The following is a direct quote from RFC 2616, the RFC which defines HTTP
1.1:

"A client MUST include a Host header field in all HTTP/1.1 request messages
... All Internet-based HTTP/1.1 servers MUST respond with a 400 (Bad Request)
status code to any HTTP/1.1 request message which lacks a Host header field."

...This explains why those servers give HTTP 400 errors to "Host"less
requests! They need to do this to be RFC-compliant.

The "Host" field is the only required field that was added from HTTP 1.0 to
HTTP 1.1, so when you're getting web pages with a Telnet program, this simply
increases the number of lines you must type from 1 to 2. Not too bad.

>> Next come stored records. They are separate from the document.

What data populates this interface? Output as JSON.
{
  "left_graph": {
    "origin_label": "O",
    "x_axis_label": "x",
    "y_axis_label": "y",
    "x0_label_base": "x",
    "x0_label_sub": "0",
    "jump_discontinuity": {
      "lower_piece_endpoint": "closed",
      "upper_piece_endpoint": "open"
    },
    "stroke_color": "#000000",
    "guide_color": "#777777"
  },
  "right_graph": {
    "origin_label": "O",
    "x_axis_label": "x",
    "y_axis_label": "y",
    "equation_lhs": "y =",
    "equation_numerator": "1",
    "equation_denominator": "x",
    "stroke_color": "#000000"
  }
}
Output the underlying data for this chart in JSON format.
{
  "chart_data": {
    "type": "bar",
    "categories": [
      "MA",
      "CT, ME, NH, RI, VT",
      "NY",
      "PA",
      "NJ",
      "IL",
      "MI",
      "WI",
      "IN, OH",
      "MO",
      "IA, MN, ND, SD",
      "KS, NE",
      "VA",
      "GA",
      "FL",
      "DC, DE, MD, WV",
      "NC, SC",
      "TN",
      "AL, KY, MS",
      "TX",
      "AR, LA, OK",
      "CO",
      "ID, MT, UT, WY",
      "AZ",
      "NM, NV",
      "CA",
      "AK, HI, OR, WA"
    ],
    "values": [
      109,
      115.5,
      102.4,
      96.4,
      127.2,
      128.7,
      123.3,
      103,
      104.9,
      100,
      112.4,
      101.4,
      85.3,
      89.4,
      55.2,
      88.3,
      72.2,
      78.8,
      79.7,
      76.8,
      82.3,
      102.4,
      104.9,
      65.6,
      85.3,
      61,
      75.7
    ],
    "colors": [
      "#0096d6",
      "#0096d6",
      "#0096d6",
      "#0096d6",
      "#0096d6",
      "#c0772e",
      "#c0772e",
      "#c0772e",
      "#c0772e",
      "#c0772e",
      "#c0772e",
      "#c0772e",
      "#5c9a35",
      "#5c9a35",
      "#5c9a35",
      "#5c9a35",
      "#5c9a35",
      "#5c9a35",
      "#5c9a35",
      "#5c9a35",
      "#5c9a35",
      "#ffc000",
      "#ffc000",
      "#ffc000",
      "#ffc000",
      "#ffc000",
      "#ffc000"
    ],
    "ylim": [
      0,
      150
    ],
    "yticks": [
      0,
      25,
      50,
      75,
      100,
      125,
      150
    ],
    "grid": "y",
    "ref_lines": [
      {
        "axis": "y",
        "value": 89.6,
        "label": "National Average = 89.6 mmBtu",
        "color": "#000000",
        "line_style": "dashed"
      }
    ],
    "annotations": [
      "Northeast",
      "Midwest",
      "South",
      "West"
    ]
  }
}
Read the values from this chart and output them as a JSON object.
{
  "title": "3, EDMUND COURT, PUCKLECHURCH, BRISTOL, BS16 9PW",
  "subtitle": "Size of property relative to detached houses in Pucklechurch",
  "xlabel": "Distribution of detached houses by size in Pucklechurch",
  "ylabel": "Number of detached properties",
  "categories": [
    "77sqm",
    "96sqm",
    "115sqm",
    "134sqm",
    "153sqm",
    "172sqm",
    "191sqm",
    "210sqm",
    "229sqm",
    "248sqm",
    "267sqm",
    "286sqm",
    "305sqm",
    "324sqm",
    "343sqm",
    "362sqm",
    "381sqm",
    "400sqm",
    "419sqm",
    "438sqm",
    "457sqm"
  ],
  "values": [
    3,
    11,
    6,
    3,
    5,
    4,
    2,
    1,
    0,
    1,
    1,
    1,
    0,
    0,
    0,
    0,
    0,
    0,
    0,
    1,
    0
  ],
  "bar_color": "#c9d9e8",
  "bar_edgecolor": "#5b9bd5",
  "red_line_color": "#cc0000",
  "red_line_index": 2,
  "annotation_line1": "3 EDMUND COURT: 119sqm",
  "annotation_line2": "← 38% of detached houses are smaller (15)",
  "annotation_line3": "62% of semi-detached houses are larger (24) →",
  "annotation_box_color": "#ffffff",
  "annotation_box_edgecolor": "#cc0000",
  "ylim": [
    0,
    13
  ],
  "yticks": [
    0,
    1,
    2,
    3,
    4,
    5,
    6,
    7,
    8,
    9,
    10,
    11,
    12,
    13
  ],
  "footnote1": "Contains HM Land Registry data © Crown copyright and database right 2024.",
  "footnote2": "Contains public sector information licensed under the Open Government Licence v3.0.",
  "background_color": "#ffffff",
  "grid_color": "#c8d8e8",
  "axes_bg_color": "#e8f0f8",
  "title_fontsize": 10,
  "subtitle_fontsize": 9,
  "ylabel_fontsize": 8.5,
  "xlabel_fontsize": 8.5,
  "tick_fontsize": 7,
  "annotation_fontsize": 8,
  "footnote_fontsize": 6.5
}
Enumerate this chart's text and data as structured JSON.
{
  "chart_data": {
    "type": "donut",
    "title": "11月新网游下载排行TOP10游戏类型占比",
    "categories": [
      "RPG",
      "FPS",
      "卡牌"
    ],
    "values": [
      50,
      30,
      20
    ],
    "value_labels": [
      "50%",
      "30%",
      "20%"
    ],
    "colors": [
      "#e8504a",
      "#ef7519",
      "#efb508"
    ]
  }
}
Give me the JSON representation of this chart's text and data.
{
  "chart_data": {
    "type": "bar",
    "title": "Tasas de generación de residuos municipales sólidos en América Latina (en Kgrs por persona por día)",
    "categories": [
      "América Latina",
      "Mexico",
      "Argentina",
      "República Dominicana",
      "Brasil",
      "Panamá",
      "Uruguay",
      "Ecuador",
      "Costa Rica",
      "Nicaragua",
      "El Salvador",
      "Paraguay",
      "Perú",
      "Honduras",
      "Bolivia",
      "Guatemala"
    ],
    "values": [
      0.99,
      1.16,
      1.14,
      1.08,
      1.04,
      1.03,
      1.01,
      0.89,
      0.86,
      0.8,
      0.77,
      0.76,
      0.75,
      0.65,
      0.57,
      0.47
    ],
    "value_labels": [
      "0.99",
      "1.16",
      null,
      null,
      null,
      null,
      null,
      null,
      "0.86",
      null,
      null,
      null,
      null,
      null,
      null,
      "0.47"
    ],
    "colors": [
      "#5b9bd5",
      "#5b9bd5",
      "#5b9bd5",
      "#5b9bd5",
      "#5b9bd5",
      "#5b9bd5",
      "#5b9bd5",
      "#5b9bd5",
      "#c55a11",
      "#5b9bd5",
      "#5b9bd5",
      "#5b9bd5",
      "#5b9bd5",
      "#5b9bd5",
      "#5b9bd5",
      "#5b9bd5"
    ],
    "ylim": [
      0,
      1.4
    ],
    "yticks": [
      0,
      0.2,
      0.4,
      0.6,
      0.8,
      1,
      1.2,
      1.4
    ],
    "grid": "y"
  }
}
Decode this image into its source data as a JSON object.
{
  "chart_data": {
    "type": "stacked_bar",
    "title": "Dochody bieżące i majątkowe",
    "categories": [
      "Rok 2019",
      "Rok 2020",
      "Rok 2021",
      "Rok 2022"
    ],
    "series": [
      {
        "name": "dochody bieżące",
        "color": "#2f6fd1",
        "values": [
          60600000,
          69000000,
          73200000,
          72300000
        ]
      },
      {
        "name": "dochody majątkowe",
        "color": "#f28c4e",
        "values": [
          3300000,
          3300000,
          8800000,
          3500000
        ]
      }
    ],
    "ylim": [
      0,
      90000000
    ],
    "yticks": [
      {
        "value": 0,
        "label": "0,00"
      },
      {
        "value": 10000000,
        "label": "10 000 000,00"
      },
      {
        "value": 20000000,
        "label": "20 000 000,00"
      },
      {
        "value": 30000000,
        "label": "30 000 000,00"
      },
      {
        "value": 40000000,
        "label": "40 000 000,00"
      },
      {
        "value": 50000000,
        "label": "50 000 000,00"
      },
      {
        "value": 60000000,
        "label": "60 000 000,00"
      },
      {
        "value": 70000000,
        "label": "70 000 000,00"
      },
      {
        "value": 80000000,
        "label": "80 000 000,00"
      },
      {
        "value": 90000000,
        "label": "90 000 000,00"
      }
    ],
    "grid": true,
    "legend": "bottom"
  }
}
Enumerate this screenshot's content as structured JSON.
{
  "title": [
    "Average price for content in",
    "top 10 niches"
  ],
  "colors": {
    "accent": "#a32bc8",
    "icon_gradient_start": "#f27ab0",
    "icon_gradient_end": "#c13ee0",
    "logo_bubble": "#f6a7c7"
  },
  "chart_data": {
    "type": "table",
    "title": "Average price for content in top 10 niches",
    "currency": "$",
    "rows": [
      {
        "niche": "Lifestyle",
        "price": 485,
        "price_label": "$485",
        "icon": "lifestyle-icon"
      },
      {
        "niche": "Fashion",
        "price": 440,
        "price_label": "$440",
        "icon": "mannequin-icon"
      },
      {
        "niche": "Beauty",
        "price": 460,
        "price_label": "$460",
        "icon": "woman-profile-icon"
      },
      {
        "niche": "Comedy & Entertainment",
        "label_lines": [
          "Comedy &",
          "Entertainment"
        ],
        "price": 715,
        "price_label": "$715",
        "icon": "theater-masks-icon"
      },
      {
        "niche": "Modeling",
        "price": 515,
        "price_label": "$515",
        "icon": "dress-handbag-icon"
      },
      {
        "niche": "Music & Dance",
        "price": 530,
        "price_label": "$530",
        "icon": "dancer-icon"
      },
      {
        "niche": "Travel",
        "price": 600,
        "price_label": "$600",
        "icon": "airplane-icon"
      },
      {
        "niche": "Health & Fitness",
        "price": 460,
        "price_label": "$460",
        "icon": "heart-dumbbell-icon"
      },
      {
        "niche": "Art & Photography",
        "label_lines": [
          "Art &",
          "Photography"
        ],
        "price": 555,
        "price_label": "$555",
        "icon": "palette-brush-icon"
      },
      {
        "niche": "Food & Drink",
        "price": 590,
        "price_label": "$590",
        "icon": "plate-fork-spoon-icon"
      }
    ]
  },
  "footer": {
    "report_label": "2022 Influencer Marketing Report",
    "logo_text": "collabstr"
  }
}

Note that some web servers may let you get away with sending an HTTP 1.1
request without a Host field (although this is obviously non-standard) if you
specify the host name in the GET line. For example, you could type this:

GET www.servername.com/ HTTP/1.1

Many servers probably ignore this violation of standards because RFC 2616
also declares that "If Request-URI is an absolute URI, the host is part of
the Request-URI. Any Host header field value in the request MUST be ignored."
That is to say, if the host name is already included in the URI line, then
the actual Host header field is ignored. So you might still be able to view
websites with single-line requests, although those requests will still end up
being somewhat longer with HTTP 1.1 than HTTP 1.0.